As time slipped from the sexual revolution of the 60s to the disco fever of the 70s the cold water shower of the 80s was harsh and unforgiving. The unfortunate link between the two shows wasn’t just geographical. Many members of the Cockettes have sadly passed on from the effects of AIDS. Theater Rhinoceros was making art when the floor started to fall out beneath the feet of San Franciscans, New Yorkers, and Los Angelinos alike. The party had just ended and people were dying left and right. Without a rapid response from the government, the fight had to come from somewhere and the artistic communities answered the call.
The AIDS show had opened one month before I was born. I sat on my seat outting dates together. Just as I was getting ready to enter the world people were leaving it far too soon. I also believe that they were handing me vital information for myself and for others. I’ve always had fairy godmothers helping me with a glass slipper here, a condom there, and the steel to fight the good fight and to do it with flair.

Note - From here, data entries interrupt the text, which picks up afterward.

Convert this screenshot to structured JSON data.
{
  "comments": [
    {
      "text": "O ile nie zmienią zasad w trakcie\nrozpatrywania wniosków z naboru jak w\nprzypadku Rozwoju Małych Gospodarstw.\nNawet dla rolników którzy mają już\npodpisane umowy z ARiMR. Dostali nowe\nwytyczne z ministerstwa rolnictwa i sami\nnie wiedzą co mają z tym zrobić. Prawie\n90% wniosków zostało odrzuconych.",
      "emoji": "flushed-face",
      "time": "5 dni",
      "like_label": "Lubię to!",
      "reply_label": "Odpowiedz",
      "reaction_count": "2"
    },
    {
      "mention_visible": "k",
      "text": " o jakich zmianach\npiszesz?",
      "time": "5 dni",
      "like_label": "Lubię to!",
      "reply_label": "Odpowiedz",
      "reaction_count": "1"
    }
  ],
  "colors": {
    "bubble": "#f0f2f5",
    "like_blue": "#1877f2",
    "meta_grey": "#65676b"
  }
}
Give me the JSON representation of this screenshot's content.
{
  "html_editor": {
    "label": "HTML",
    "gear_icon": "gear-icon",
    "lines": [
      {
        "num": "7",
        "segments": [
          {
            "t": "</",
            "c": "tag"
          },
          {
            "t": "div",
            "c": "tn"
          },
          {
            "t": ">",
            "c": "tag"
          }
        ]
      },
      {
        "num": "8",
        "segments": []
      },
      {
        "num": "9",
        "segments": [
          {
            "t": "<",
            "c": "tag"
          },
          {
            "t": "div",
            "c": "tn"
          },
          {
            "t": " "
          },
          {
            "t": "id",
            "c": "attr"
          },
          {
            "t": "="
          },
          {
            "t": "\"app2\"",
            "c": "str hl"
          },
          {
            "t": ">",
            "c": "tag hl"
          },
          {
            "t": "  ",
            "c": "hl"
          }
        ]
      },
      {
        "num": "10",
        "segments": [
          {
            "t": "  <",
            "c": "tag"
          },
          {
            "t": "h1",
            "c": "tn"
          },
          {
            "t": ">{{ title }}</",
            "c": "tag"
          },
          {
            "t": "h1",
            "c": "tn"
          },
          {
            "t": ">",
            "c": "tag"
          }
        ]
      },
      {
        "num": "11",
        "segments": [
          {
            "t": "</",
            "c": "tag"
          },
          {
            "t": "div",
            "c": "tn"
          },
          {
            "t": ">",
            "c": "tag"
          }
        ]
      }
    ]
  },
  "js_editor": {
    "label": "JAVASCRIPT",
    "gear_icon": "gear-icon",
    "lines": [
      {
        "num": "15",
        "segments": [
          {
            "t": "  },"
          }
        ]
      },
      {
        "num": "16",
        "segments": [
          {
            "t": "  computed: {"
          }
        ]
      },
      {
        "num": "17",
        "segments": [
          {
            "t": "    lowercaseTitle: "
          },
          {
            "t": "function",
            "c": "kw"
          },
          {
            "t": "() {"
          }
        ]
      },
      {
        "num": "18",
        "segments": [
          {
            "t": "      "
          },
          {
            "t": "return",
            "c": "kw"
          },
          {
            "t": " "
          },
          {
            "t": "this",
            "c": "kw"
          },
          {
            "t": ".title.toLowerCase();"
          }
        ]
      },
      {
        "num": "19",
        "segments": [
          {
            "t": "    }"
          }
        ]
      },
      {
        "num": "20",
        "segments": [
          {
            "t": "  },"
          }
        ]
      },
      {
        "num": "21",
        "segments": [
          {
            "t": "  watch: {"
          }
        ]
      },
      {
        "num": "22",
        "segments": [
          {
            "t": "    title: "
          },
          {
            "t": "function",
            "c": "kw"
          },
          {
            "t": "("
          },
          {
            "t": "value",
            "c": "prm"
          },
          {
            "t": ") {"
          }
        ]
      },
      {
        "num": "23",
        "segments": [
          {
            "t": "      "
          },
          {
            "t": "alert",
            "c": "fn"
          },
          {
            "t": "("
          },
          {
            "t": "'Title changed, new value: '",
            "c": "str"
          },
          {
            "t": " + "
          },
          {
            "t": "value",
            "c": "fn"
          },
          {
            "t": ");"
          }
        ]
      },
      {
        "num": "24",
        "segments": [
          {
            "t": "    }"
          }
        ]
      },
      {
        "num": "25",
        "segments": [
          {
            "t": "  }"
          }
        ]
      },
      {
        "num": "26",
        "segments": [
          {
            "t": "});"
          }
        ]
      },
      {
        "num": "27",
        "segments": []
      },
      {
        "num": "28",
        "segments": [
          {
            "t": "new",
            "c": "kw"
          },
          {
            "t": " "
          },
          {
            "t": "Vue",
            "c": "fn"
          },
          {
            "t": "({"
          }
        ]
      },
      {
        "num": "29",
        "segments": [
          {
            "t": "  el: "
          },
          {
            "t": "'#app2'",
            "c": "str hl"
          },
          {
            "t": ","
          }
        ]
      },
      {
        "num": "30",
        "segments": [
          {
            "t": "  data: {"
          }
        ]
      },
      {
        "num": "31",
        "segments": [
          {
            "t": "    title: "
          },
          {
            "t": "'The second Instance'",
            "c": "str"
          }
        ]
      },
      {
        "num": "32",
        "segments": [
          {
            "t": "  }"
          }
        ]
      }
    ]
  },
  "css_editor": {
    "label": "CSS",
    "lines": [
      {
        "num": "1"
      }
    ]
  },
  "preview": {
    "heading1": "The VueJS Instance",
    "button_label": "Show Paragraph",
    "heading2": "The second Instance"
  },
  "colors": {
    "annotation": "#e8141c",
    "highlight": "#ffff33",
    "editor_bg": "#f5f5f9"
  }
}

My generation is the first to have the word AIDS in their vocabulary for their entire life.
I’m not spiritual, I’m not religious, I’m a diehard athiest. Even so I left the class wandering a little more aimlessly that day trying to find a sign or some notice about what I was going to do with my life. I felt like there was this huge burden of debt on my back. Everything I had planned seemed ill fitting and not becomming of my nature, but where could an answer be?
A quick glance to my left gave me the answer in a sign that read: APPLY NOW TO BE AN HIV TEST COUNSELOR. It just so happens that it was the very last day that they were accepting applications. I raced through the essay questions, I pulled out a few favors to get letters of recommendation, and I dropped the whole package off five minutes before closing. I was called in for an interview and I was in a cold sweat while two veteran test counselors played good cop/bad cop with me. They tested my authenticity, my motivation, and what I could bring to the program. I was accepted as a volunteer at first, but before long I was running the whole program. Let me tell you no one plays a game of good test counselor/bad test counselor better than I do.
The average burnout rate of an HIV tester is 2 years. I left college and I tried to work a few different jobs but I went right back into the thing I loved the most. I have 5 years of testing and counseling under my belt and I have no intentions of stopping any time soon. I sit down with a stranger and I collect their stories and their fears. I also do so with the creative free spirit of the Cockettes who were so wrapped up in the drives of the mind and their lust they forgot the very political nature of their work. I try to bring the world of artistic obscenity into the world of harm reduction. I try to find a balance.
I have looked up to so many people in my path to become who I am. I found them among the queers, trannies, junkies, and whores. Each and everyone one of my fairy godmothers has told me a secret of the universe. Dome have driven me a little nuts at time, some are no longer physically present in this world, many others now depend on me for the basic banal aspects of life, but I have so much love for each and everyone of my teachers.
For the record, feathers and glitter mixed with the dramatic tone of a silver screen actress are much better ways to learn about the world than stodgy robes in a classroom. I was thrilled to hear that there was a revival of a show that is very much a part of my heart and my life and moreover it was being played at my favorite theater and very easily accessible by public transit.